The three-way matching process will verify if the supplier is asking for the correct amount of money. It has to be the exact amount the purchasing department authorized on the purchase order. It will also check if the supplier requests full or partial payment. This is especially important if the business received only a part of the order.
The «match» part of the three-way match refers to comparing the quantities, price per unit, terms, and other information appearing on the three documents. In other words, does the vendor’s invoice detail agree with the organization’s purchase order, and to the goods actually received as shown on the organization’s receiving report? Only if the details on the three documents are in agreement will the vendor’s invoice be entered as an account payable. For as useful as the matching process can be, it is a labor-intensive effort that is susceptible to human error—especially if your AP team must handle a significant number of invoices regularly. The care and attention that the process demands can mean that the entire department slows down when processing and matching invoices.
When small businesses are starting out, essential processes and related workflows undergo a slow evolution. With a small workforce, most early efforts involve staff members handling paperwork and entering information manually. This slow pace often applies to processes such as three-way matching in accounts payable departments.
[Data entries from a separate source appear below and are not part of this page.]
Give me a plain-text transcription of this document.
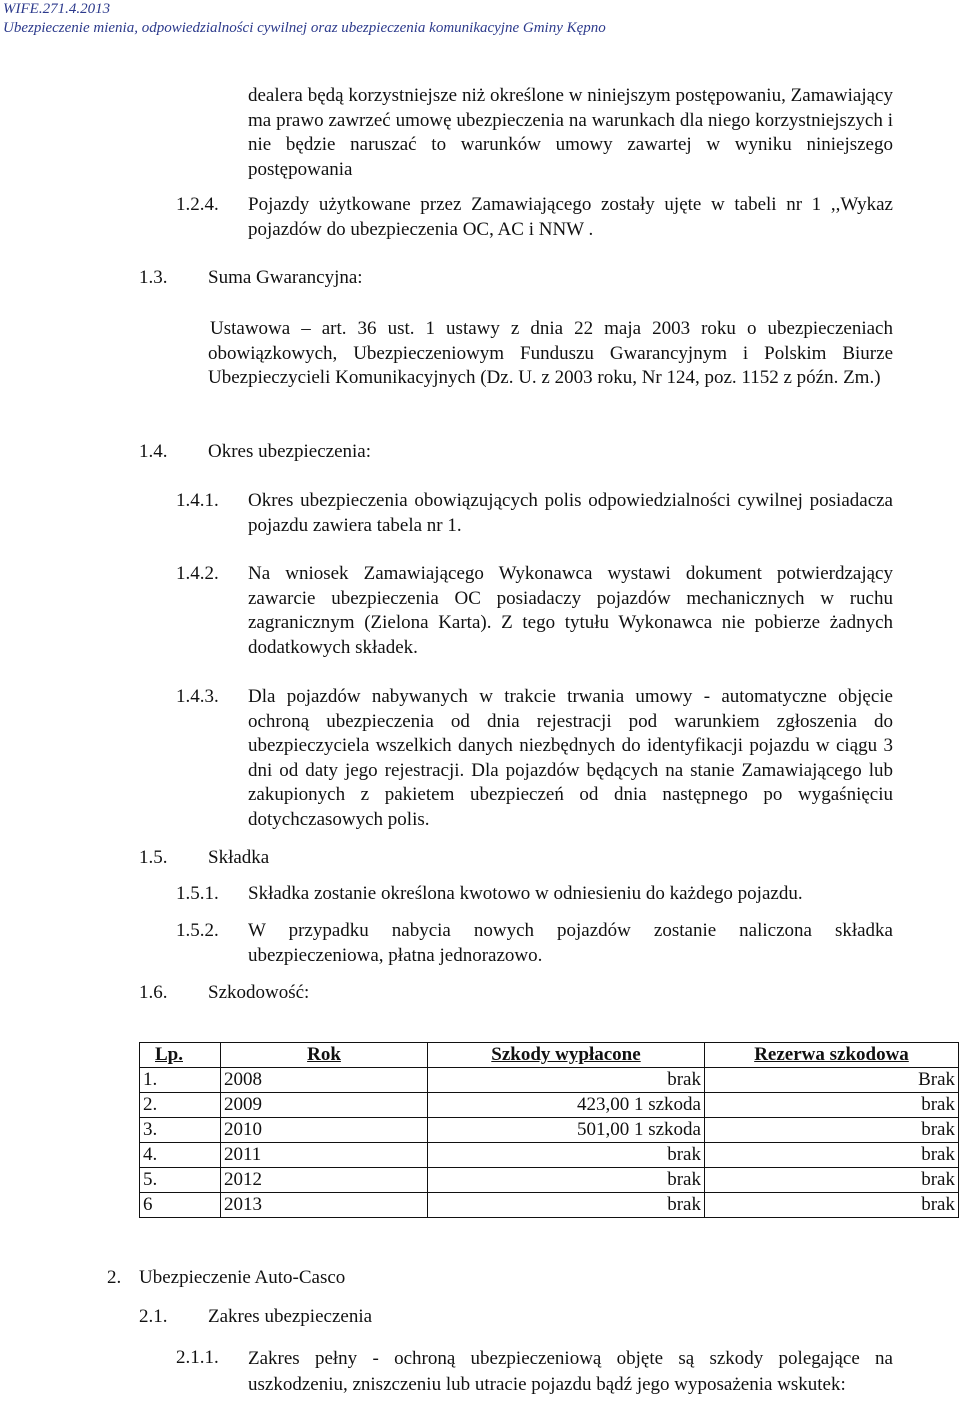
WIFE.271.4.2013
Ubezpieczenie mienia, odpowiedzialności cywilnej oraz ubezpieczenia komunikacyjne Gminy Kępno
dealera będą korzystniejsze niż określone w niniejszym postępowaniu, Zamawiający ma prawo zawrzeć umowę ubezpieczenia na warunkach dla niego korzystniejszych i nie będzie naruszać to warunków umowy zawartej w wyniku niniejszego postępowania
1.2.4. Pojazdy użytkowane przez Zamawiającego zostały ujęte w tabeli nr 1 ,,Wykaz pojazdów do ubezpieczenia OC, AC i NNW .
1.3. Suma Gwarancyjna:
Ustawowa – art. 36 ust. 1 ustawy z dnia 22 maja 2003 roku o ubezpieczeniach obowiązkowych, Ubezpieczeniowym Funduszu Gwarancyjnym i Polskim Biurze Ubezpieczycieli Komunikacyjnych (Dz. U. z 2003 roku, Nr 124, poz. 1152 z późn. Zm.)
1.4. Okres ubezpieczenia:
1.4.1. Okres ubezpieczenia obowiązujących polis odpowiedzialności cywilnej posiadacza pojazdu zawiera tabela nr 1.
1.4.2. Na wniosek Zamawiającego Wykonawca wystawi dokument potwierdzający zawarcie ubezpieczenia OC posiadaczy pojazdów mechanicznych w ruchu zagranicznym (Zielona Karta). Z tego tytułu Wykonawca nie pobierze żadnych dodatkowych składek.
1.4.3. Dla pojazdów nabywanych w trakcie trwania umowy - automatyczne objęcie ochroną ubezpieczenia od dnia rejestracji pod warunkiem zgłoszenia do ubezpieczyciela wszelkich danych niezbędnych do identyfikacji pojazdu w ciągu 3 dni od daty jego rejestracji. Dla pojazdów będących na stanie Zamawiającego lub zakupionych z pakietem ubezpieczeń od dnia następnego po wygaśnięciu dotychczasowych polis.
1.5. Składka
1.5.1. Składka zostanie określona kwotowo w odniesieniu do każdego pojazdu.
1.5.2. W przypadku nabycia nowych pojazdów zostanie naliczona składka ubezpieczeniowa, płatna jednorazowo.
1.6. Szkodowość:
Lp.	Rok	Szkody wypłacone	Rezerwa szkodowa
1.	2008	brak	Brak
2.	2009	423,00 1 szkoda	brak
3.	2010	501,00 1 szkoda	brak
4.	2011	brak	brak
5.	2012	brak	brak
6	2013	brak	brak
2. Ubezpieczenie Auto-Casco
2.1. Zakres ubezpieczenia
2.1.1. Zakres pełny - ochroną ubezpieczeniową objęte są szkody polegające na uszkodzeniu, zniszczeniu lub utracie pojazdu bądź jego wyposażenia wskutek:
If the information matches, accounts payable staff approves the invoice and the accounting department sends payment.
What Is 3-Way Matching in Accounts Payable?
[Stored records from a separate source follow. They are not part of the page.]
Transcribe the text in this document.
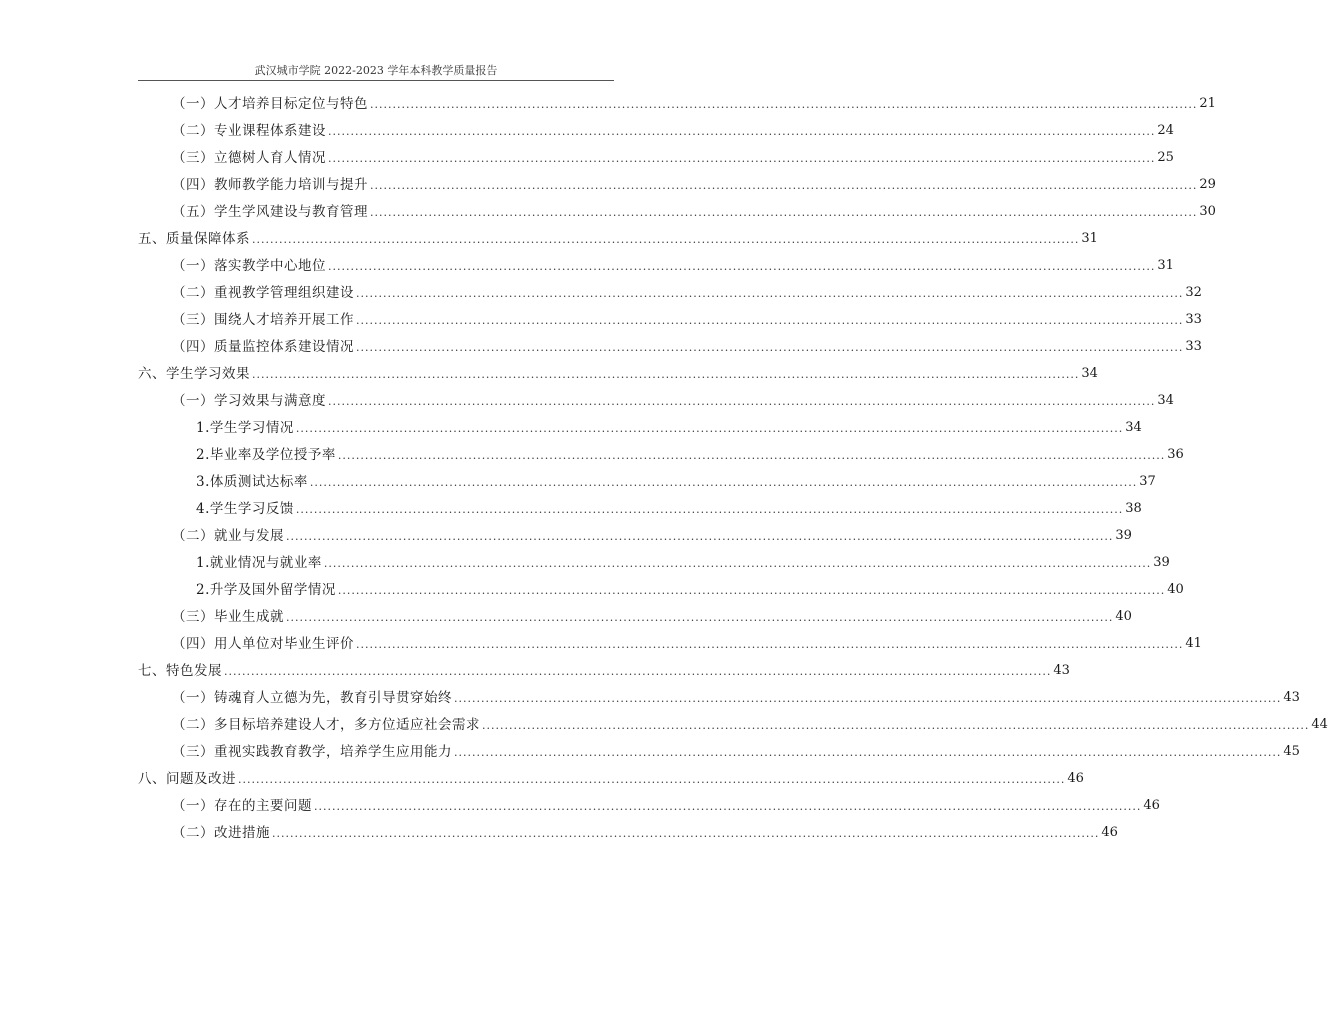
武汉城市学院 2022-2023 学年本科教学质量报告
（一）人才培养目标定位与特色 ........................................................................................................................................................................................ 21
（二）专业课程体系建设 ........................................................................................................................................................................................ 24
（三）立德树人育人情况 ........................................................................................................................................................................................ 25
（四）教师教学能力培训与提升 ........................................................................................................................................................................................ 29
（五）学生学风建设与教育管理 ........................................................................................................................................................................................ 30
五、质量保障体系 ........................................................................................................................................................................................ 31
（一）落实教学中心地位 ........................................................................................................................................................................................ 31
（二）重视教学管理组织建设 ........................................................................................................................................................................................ 32
（三）围绕人才培养开展工作 ........................................................................................................................................................................................ 33
（四）质量监控体系建设情况 ........................................................................................................................................................................................ 33
六、学生学习效果 ........................................................................................................................................................................................ 34
（一）学习效果与满意度 ........................................................................................................................................................................................ 34
1.学生学习情况 ........................................................................................................................................................................................ 34
2.毕业率及学位授予率 ........................................................................................................................................................................................ 36
3.体质测试达标率 ........................................................................................................................................................................................ 37
4.学生学习反馈 ........................................................................................................................................................................................ 38
（二）就业与发展 ........................................................................................................................................................................................ 39
1.就业情况与就业率 ........................................................................................................................................................................................ 39
2.升学及国外留学情况 ........................................................................................................................................................................................ 40
（三）毕业生成就 ........................................................................................................................................................................................ 40
（四）用人单位对毕业生评价 ........................................................................................................................................................................................ 41
七、特色发展 ........................................................................................................................................................................................ 43
（一）铸魂育人立德为先，教育引导贯穿始终 ........................................................................................................................................................................................ 43
（二）多目标培养建设人才，多方位适应社会需求 ........................................................................................................................................................................................ 44
（三）重视实践教育教学，培养学生应用能力 ........................................................................................................................................................................................ 45
八、问题及改进 ........................................................................................................................................................................................ 46
（一）存在的主要问题 ........................................................................................................................................................................................ 46
（二）改进措施 ........................................................................................................................................................................................ 46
Close the books 4x faster, collect over 95% of receipts on time, and get 100% visibility over company spending. Even though three-way matching consists of some drawbacks, it is still recommended due to the benefits and nature of the process. To illustrate how three-way matching works, let’s look https://www.bookstime.com/bookkeeping-services/chicago at a hypothetical situation. An event-planning agency has ordered 1,000 copies of placeholder cards for a client. The buyer and the vendor should have already agreed to everything listed on a purchase order. Any relevant or necessary approvals are obtained electronically and even remotely.